- Episode no.: Season 12 Episode 4
- Directed by: Joe Vaux
- Written by: Dominic Bianchi; Joe Vaux;
- Production code: AACX22
- Original air date: November 10, 2013

Guest appearances
- Alexandra Breckenridge as Teenage Asian Girl (in DVD version); Gary Cole as Principal Shepard; Chris Cox; Jeff Daniels as himself; Scott Grimes as Michael Pulaski; Jonathan Morgan Heit; Martha MacIsaac as Patty; Christina Milian as Esther; Emily Osment as Ruth; Robert Wu;

Episode chronology
| ← Previous "Quagmire's Quagmire" | Next → "Boopa-dee Bappa-dee" |
- Family Guy season 12

= A Fistful of Meg =

"A Fistful of Meg" is the fourth episode of the twelfth season and the 214th overall episode of the animated comedy series Family Guy. It aired on Fox in the United States on November 10, 2013, and is written by Dominic Bianchi and Joe Vaux and directed by Joe Vaux. In the episode, Meg tries to get out of a fight with a tough bully while Brian retaliates against Peter for posing naked. The episode was made to reference 1987 teen comedy film Three O'Clock High.

==Plot==
At school, Meg bumps into new student and unstable bully Mike Pulaski, and spills her lunch on him, leading him to threaten her with a showdown after school. Meg unsuccessfully tries to get out of the fight, and goes crying to the bathroom where her friends decide to abandon her for their own safety. Quagmire calls her into one of the stalls (his "base of operations") and admits to Meg that a girl named Tracey Bellings bullied him as a teenager over preferring RC Cola during the cola wars, and forced him into a long sexually abusive relationship. He decides to help Meg because he never stood up to his bully, and wants Meg to not go through the same thing. After extensive training with Quagmire, Meg faces Mike at school. Initially getting beaten up, in which her face was getting alternated, Meg grosses him out by kissing him and popping a pimple onto him before finally lifting up her shirt in front of Mike, where everyone else but him looks away, leading to him getting gruesomely melted. Although Quagmire tells Meg that she will be alive to tell the story for a "long time," Meg reveals in a narration that she dies a year later from septic shock due to her body's reaction to a frozen hot dog.

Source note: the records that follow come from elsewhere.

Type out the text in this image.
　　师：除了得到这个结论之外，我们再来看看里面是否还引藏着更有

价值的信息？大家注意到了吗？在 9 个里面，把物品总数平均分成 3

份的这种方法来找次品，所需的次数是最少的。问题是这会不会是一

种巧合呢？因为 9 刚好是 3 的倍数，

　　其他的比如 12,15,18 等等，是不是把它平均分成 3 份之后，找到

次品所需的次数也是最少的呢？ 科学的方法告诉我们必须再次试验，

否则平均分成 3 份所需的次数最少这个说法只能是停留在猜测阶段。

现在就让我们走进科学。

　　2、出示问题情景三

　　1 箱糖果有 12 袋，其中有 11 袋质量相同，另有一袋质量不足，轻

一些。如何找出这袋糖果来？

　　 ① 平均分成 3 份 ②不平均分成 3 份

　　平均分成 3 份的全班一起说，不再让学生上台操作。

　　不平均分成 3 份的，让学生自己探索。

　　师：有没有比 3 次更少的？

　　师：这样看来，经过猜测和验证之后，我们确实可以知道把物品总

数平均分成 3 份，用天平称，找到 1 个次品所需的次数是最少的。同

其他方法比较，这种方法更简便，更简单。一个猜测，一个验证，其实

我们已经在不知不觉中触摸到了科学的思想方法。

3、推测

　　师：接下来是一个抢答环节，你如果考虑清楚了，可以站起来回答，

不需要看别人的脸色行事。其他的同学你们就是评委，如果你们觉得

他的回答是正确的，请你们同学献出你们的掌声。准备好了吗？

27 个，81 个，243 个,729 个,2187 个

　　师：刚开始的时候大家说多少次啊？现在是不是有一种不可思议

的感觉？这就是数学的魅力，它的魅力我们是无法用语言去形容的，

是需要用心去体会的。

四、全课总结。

Meanwhile, Peter casually starts taking his clothes off in front of Brian as he sometimes prefers sleeping nude. Brian is disgusted by it, but Peter claims that everyone undresses in front of their dogs and points out that Brian himself is typically nude. After realizing Brian's dislike better, Peter starts harassing him in nude, going as far as to cut off his own penis to mail it to Brian in a package. At Stewie's suggestion, Brian decides to shave all of his fur off and horrifies Peter when he attempts to once again prank Brian by being naked. Seeing Brian hairless, wrinkled, and with six nipples, Lois and Chris are also terrified, so much so that Chris attempts to scratch out his own eyes. Terrified by what he has seen, Peter agrees to wear clothes at all times in front of Brian, and never harass him with nudity again. Until Brian's fur grows back in three months, Stewie allows him to wear a pair of his own clothes to keep warm.

==Reception==
Eric Thurm of The A.V. Club gave the episode a D, criticizing the running theme of the show making fun of Meg as "distasteful," specifically taking issue with the episode's jokes as unfunny beyond a typical Family Guy offensiveness. Thurm commented positively on the side story between Brian and Peter, but opined that the latter was ultimately overshadowed by the jokes at Meg's expense.

The episode received a 2.0 rating and was watched by a total of 4.18 million people, this made it the second most watched show on Animation Domination that night beating American Dad! and Bob's Burgers but losing to The Simpsons with 4.20 million.